Higher rates and rising container volumes lifted Maersk Line to a $541 million profit in 2017, but the impact of a mid-year cyber attack, rising fuel prices, and industry overcapacity saw the carrier falling short of its $1 billion profit improvement target.
The container shipping unit of Maersk Group reported an 11.7 percent year-on-year increase in the average freight rate, and a 3 percent rise in volume to 10.7 million TEU drove revenue up by 15 percent to $23.8 billion. However, the cyber attack cost the carrier $250 to $300 million in the third quarter and rates fell through the second half while bunker fuel prices rose.
“We were not able to deliver on the guidance of a $1 billion improvement in our 2016 profits, mainly because of the cyber attack,” Maersk Group CEO Søren Skou said. “There were strong underlying market conditions through most of the year, but the result was negatively affected by the cyber attack, weaker rates, and increasing bunker costs, especially in the fourth quarter.”
Volume on Maersk Line’s east–west services grew by 2.4 percent to 3.77 million FEU, on north–south by 2.2 percent (5.21 million TEU), and by 7.3 percent on the carrier’s intra-regional operations (1.73 million TEU), reflecting strong demand with an estimated market growth of about 5 percent compared with 2016.
Vincent Clerc, chief commercial officer of Maersk Line, said the volume recovery was encouraging and suggested there was no long-term affect of the cyber attack.
Rising freight rates is a tide that lifts all container ships, and like its peers, Maersk Line reported freight rates increasing across all trades in 2017. East–west rates increased by 19.3 percent, driven primarily by Europe trades, while an 8.9 percent rise in north–south rates was led by West Central Asia and Africa trades. Intra-regional rates increased by 2.4 percent.
The increase in freight rates was a result of record lows in 2016, and the rates peaked in the second quarter of 2017 before beginning a fall that lasted until the end of the year. While Maersk Line reported average freight rates of $2,005 per FEU across its global operations that were almost 12 percent higher than those achieved in 2016, the average unit cost of transporting each container also rose, coming in at $2,079, or 5 percent above that of 2016. Rates for 2017 were well below the average per-40-foot container achieved in 2013 and 2014 when it surged past $2,600 per FEU.
The latest reading of the Shanghai Shipping Exchange’s Shanghai Containerized Freight Index shows that Asia–Europe spot market rates remained flat this week, rising by just $2 to $914 per TEU and falling slightly on Asia–Mediterranean routes to $791 per TEU. Trans-Pacific rates declined this week, with Asia–US West Coast falling by $66 to $1,486 per FEU and Asia–US East Coast sliding by $68 to $2,775 per FEU. The weekly rate movements are tracked at JOC.com’s Market Data Hub.
Maersk Group as a whole reported an underlying profit of $356 million on revenue of $30.9 billion derived mainly from its transport and logistics operations. The group is divesting itself of its energy-related businesses, but if the financial performance of these discontinued operations is included, the group made a loss of $1.16 billion in 2017.
The acquisition of Hamburg Süd and divestment of Mercosul Line were completed in December 2017, with the German carrier contributing $458 million in revenue in the last month of the year at an underlying loss of $8 million. Together, the two carriers have about 19 percent global capacity market share and more than 4 million TEU in container capacity. Hamburg Süd will remain an independent brand, with only operational aspects merging with Maersk Line.
Cost synergies from the merger are expected to be between $350 and $400 million by 2019, primarily from integrating and optimising the networks, as well as standardized procurement. “After a successful acquisition of Hamburg Süd, the integration is off to a good start, with both carriers growing volumes during the first months. A smooth integration of Hamburg Süd remains a top priority for 2018,” Skou said.

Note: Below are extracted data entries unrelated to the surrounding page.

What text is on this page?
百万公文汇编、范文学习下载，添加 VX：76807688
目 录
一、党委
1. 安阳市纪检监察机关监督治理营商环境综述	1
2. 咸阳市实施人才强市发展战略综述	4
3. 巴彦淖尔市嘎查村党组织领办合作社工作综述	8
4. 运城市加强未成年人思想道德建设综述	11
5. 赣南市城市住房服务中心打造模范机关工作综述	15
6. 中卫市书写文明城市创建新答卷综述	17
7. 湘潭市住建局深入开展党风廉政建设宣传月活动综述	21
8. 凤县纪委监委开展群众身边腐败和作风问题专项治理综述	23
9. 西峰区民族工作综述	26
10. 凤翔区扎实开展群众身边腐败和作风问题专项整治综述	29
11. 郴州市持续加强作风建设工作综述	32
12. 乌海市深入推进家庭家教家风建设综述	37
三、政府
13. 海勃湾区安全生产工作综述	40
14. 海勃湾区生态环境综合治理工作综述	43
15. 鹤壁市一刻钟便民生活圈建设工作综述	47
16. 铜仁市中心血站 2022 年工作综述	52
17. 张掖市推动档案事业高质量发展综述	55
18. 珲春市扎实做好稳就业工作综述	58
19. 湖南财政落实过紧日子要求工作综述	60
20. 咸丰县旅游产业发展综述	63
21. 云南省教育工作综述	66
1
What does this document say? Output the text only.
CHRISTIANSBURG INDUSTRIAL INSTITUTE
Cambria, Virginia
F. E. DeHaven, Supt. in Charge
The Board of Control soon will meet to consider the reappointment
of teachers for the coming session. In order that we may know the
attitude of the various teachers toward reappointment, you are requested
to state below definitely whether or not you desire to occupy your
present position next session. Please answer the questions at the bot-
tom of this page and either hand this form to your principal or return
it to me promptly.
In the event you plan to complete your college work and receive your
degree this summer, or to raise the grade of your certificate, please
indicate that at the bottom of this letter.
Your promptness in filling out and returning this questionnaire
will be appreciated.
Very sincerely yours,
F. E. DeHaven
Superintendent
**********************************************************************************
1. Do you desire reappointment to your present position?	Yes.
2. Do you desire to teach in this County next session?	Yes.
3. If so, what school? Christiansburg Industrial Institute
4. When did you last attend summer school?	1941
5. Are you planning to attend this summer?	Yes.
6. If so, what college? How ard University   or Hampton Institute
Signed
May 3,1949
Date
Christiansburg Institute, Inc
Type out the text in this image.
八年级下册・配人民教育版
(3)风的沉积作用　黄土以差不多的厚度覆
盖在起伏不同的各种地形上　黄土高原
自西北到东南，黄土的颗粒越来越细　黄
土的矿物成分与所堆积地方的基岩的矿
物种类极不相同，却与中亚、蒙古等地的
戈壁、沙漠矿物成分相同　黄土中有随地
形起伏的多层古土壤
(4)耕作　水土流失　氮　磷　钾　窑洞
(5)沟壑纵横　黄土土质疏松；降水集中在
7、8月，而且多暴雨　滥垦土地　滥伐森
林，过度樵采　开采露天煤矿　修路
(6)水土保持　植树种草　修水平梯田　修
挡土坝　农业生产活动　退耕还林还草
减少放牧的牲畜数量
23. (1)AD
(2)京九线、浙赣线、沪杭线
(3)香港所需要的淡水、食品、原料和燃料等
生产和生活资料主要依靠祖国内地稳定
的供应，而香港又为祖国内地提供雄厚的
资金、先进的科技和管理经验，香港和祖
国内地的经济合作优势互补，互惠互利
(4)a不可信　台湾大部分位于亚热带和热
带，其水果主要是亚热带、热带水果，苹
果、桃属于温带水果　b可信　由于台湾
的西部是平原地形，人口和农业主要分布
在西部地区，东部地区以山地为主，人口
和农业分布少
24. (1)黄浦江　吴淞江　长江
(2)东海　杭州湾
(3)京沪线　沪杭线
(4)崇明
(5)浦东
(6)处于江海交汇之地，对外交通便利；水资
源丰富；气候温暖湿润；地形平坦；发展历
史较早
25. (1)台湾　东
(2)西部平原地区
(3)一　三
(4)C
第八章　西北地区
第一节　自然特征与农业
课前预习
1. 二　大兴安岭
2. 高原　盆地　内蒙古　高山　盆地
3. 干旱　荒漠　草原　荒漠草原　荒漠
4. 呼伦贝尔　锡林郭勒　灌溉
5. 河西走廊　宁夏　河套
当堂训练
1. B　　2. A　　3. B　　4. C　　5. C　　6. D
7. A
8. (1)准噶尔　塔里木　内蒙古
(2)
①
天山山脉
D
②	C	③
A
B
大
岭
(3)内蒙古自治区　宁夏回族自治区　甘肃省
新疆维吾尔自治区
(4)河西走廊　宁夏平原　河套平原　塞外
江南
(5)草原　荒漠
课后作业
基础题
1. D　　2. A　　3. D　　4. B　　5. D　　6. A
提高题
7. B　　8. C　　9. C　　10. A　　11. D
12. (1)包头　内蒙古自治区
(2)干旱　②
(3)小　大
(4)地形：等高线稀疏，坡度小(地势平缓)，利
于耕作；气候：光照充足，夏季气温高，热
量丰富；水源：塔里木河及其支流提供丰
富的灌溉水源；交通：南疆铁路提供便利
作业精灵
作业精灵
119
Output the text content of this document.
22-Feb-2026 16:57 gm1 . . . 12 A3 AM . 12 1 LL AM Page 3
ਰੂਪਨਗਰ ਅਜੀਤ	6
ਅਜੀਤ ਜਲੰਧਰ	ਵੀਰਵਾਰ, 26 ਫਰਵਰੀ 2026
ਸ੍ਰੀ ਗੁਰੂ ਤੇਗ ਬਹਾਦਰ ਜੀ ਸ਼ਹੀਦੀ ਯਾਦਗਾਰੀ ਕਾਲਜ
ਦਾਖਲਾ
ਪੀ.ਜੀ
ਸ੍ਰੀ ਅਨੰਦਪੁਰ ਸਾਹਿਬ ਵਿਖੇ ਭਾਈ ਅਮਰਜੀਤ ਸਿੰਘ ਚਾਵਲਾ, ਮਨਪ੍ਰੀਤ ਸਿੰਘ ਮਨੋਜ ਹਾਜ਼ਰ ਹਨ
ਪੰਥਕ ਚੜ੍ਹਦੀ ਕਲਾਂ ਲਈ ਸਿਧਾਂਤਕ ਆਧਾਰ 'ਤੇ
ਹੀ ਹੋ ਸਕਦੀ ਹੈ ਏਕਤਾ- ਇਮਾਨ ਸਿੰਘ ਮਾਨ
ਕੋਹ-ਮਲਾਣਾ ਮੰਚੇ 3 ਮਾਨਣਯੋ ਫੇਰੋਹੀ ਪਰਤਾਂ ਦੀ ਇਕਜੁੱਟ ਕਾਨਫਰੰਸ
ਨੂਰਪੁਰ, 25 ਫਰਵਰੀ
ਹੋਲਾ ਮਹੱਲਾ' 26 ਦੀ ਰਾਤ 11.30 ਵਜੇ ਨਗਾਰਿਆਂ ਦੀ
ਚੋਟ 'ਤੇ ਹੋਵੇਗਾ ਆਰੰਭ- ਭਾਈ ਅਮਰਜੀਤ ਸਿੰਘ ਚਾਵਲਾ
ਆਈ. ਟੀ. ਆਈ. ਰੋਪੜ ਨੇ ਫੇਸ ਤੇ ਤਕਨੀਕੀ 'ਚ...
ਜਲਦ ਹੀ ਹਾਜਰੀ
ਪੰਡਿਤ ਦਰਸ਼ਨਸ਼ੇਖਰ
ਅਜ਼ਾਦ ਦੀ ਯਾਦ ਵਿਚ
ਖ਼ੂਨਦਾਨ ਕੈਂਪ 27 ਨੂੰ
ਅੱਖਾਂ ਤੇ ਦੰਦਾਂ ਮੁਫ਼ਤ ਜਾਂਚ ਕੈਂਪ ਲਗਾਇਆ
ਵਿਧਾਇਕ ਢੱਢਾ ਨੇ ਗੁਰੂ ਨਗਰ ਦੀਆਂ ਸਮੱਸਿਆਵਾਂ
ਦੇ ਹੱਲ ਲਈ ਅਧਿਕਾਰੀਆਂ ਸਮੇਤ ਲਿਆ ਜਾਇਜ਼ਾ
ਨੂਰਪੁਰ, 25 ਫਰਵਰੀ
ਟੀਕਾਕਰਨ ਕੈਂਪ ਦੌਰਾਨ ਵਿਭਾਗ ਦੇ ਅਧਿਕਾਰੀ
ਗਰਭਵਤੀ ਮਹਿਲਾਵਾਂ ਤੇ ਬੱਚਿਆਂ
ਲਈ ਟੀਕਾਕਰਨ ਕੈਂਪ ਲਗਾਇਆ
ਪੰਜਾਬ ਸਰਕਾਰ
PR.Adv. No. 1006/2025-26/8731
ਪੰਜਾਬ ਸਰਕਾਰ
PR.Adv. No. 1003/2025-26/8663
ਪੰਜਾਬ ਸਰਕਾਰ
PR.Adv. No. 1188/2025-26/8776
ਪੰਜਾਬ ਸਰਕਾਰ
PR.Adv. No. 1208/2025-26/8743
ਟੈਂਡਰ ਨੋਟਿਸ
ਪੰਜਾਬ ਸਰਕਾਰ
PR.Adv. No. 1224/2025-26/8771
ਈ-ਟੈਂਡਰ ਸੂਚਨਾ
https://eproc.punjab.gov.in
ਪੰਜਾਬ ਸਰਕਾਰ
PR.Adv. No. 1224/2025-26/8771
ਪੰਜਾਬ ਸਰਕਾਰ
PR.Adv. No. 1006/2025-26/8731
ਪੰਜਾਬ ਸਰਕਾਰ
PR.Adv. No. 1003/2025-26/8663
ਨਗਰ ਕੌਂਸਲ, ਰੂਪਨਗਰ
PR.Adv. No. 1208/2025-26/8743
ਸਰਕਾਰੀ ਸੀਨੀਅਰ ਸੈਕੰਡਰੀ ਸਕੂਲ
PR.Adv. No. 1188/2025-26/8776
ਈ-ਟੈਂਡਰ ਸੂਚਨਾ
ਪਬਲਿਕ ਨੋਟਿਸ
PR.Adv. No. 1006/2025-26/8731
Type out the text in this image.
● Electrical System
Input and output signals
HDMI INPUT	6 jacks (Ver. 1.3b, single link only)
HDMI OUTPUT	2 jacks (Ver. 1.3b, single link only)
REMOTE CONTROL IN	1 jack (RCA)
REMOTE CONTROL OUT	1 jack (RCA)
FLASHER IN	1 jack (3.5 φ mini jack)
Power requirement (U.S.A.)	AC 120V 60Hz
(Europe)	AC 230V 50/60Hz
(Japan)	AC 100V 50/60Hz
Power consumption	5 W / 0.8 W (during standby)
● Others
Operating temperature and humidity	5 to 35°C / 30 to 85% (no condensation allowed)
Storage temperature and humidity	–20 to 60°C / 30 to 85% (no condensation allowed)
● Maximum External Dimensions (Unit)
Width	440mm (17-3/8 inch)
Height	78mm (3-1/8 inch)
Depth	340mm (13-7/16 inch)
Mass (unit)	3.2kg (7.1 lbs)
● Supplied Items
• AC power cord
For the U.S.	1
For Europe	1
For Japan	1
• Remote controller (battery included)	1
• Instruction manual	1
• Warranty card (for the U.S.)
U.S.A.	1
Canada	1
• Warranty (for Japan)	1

Maersk Line said in its earnings statement that, supported by strong demand growth, earnings in the container liner industry strengthened in 2017 compared with a weak 2016. However, the carrier highlighted the surplus capacity that is in the market that was challenging the fundamentals.
“The current wave of mergers in the industry, which started with the merger of Hapag-Lloyd and CSAV in 2014, has increased the top five market share in the industry from 45 percent in 2014 to 64 percent, once the Cosco-OOCL deal and Japanese joint venture [Ocean Network Express] have been implemented in [first quarter] 2018,” the carrier said.